Ciel Sebastian'ın söylemesi üzerine Rose'un odasına gitti. Kapıyı tıklattı.
Rose kapıyı açtı. Oldukça solgun gözüküyordu.

-Ah Finnian! Nasılsın?

-Ben iyiyim ama sen? Hasta gözüküyorsun.

-Ah evet.. Sabahtan beri dışarıdaydım, biraz yoruldum. Döndüğümde seni görmedim nerdeydin.

-Ummm odamı düzenliyordum.

-Aa yoksa etrafı dolaşmadın mı?

-Hayır. Seni bekledim.  dedi Ciel bi anlık boşlukla.
Rose bir saniyeliğine durdu. Gülmeye başladı. Ciel hemen ekledi.

-S-Sözünü tutmalısın! Ya tek gezerken kaybolursam?!

-Ahahahha...Finnian. Peki söz yarın gezdireceğim! Dün sana sinirlendiğim için üzgünüm... Beni beklediğin için teşekkürler...

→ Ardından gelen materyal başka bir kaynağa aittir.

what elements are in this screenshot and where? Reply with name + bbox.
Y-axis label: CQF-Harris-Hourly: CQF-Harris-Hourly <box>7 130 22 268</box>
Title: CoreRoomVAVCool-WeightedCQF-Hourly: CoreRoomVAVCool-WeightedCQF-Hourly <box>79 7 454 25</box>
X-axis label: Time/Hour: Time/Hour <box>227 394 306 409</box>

Rose içten kocaman gülümsedi.

-Bayan Lay her şeyi bana yaptırdı. diyerek somurttu Ciel. Sonra bunu yaptığına inanamadı.

-Pffftt. Yorulmuş olmalısın. Merak etme bundan sonra rahatlarsın hahaha..

İkisi de güldü ve akşam yemeği yemeye gittiler. Yanlarında küçük çocuklar oyun oynuyorlardı. Rose katılması için Finnian'ı da çağırdı. Ama o sadece izlemeyi tercih etti.

Bayan Lay de içeri gelmişti. Herkes oyuna odaklanmışken Ciel fırsatın geldiğini fark etmişti. Çok dikkatli ve hızlı olmalıydı.





Selam minna-san!

Nasılsınız? Ben çok mutsuzum açıkçası... Tam kendime böyle güzel bir hobi bulmuştum ki ülkemizde büyük bir deprem oldu.. 1 haftadır bunun yasını tutuyordum. Hatta hikaye aklımın ucundan bile geçmemişti... Birkaç saat önce bir oy aldığımın bildirimi geldi ve bende 1 hafta sadece haber izledikten sonra yazmanın iyi geleceğini hissettim. Gerçekten de biraz olsun uzaklaştım. Milletimizin, bizim başımız sağolsun! Umarım her şey düzelecek ve daha iyi günler göreceğiz! Bundan eminim!